In this series, we’ll look at different idea inspiring devices, starting with: Walking in Graveyards.
Here’s why:
1. The science bit: Walking releases the feel good hormones to help you feel more confident and open to your creativity.
2. Simply walking away from your computer and desk with all the detritus of your online life, frees up all that brain space.
3. Step into a graveyard and like me, you’ll hopefully, be engulfed by the calm stillness. The air changes as you breath in the reverence that forms a sanctuary for those who’ve moved on to a different plane.

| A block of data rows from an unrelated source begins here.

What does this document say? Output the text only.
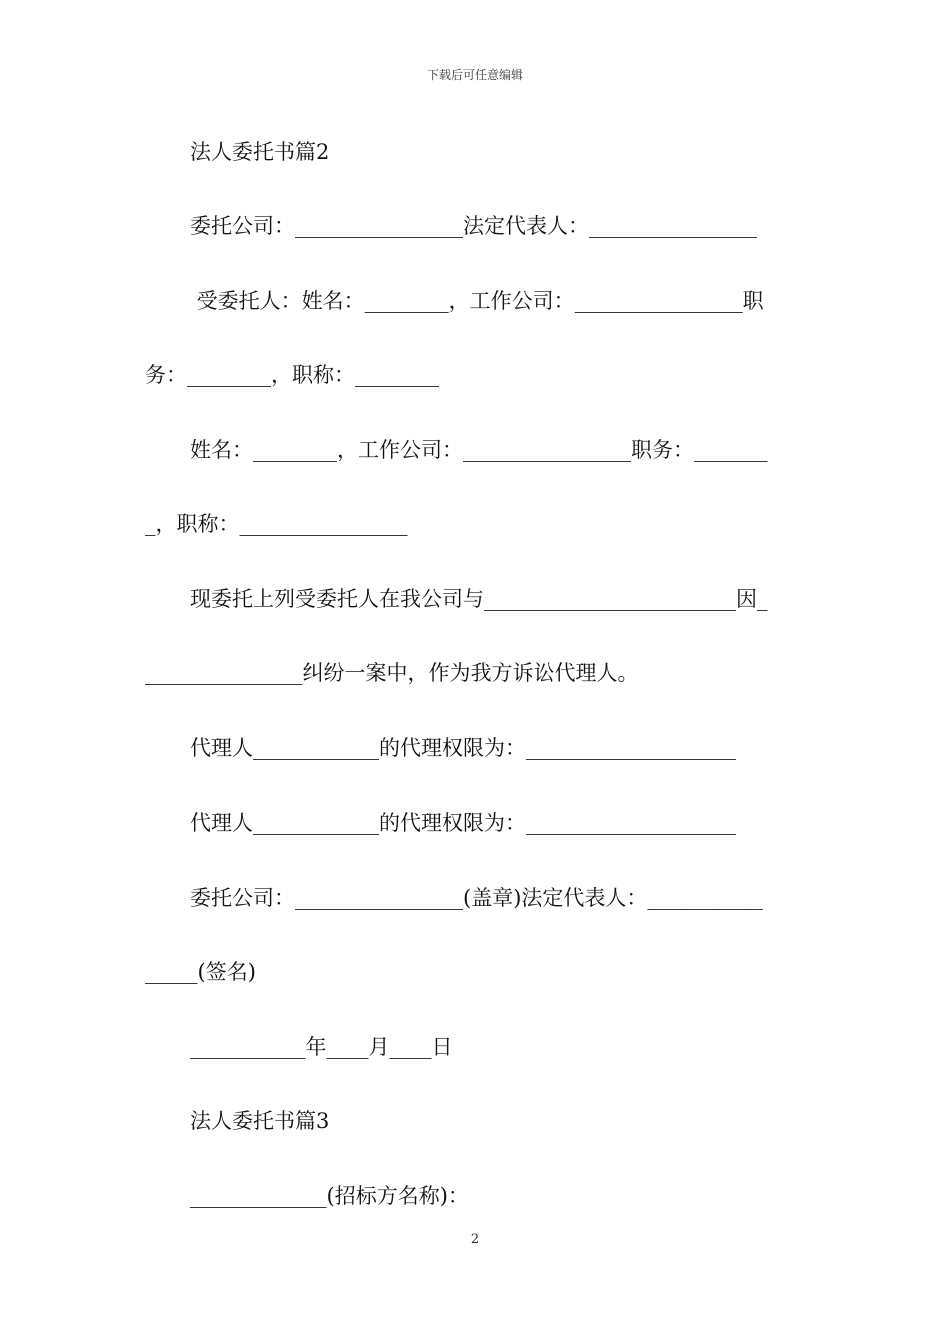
下载后可任意编辑
法人委托书篇2
委托公司：________________法定代表人：________________
受委托人：姓名：________，工作公司：________________职
务：________，职称：________
姓名：________，工作公司：________________职务：_______
_，职称：________________
现委托上列受委托人在我公司与________________________因_
_______________纠纷一案中，作为我方诉讼代理人。
代理人____________的代理权限为：____________________
代理人____________的代理权限为：____________________
委托公司：________________(盖章)法定代表人：___________
_____(签名)
___________年____月____日
法人委托书篇3
_____________(招标方名称)：
2
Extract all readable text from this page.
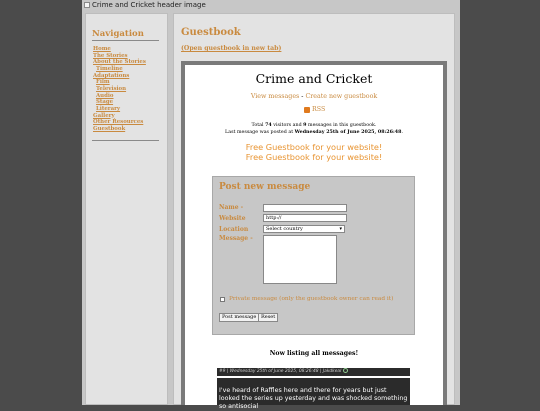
Crime and Cricket header image
Navigation
Home
The Stories
About the Stories
Timeline
Adaptations
Film
Television
Audio
Stage
Literary
Gallery
Other Resources
Guestbook
Guestbook
(Open guestbook in new tab)
Crime and Cricket
View messages - Create new guestbook
RSS
Total 74 visitors and 9 messages in this guestbook.
Last message was posted at Wednesday 25th of June 2025, 08:26:48.
Free Guestbook for your website!
Free Guestbook for your website!
Post new message
Name -
Website	http://
Location	Select country	▾
Message -
Private message (only the guestbook owner can read it)
Post message Reset
Now listing all messages!
#9 | Wednesday 25th of June 2025, 08:26:48 | Jakdkeal
I've heard of Raffles here and there for years but just looked the series up yesterday and was shocked something so antisocial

4. Start strolling around to search for both the familiar and the new in a different light. Notice how your all the senses you need for writing, appear:
Sight:
Look at how low branches of the oat tree seems to form wings around a particular headstone
Smell:
The sticky sweet scent of amber from the tree trunk
Touch:
The dry, rough bark and maybe wonder how it might feel on the skin of a young man’s back
as he makes love to another against the imperious oak.
Sound:
The terrible scream of a Screech Owl,
the wind whipping around the graveyard, knocking over vases of wilted flowers and kicking up the path’s gravel.
What might the dead tell you? Find a tombstone whose inscription moves you, leading to more questions.
Here’s an example loosely based on one I saw:
John Buchanan
Father to Paul Buchanan, who lost his life in 1861 at seventeen years.
Rest Together in Eternity
You might ask yourself, how did Paul die? Did he suffer a disease, an accident – or something more sinister?
What happened to his mother?
In her blog, The Creative Penn, Joanna Penn talks about writing in graveyards. Do check it out. She’s a great baton holder for new and established writers.
Now think again of seventeen-year-old Paul. Was it he who felt the bark of the Yew, raw and sharp as it etched into the naked skin of his back?
A story is blooming as surely as the primrose amongst the weathered headstones.
Put what you can into your phone or notebook.
Your story is almost written.
And for the next one, take a walk along a riverbank or anywhere that lets you hear the whisper of your writer’s voice in nature.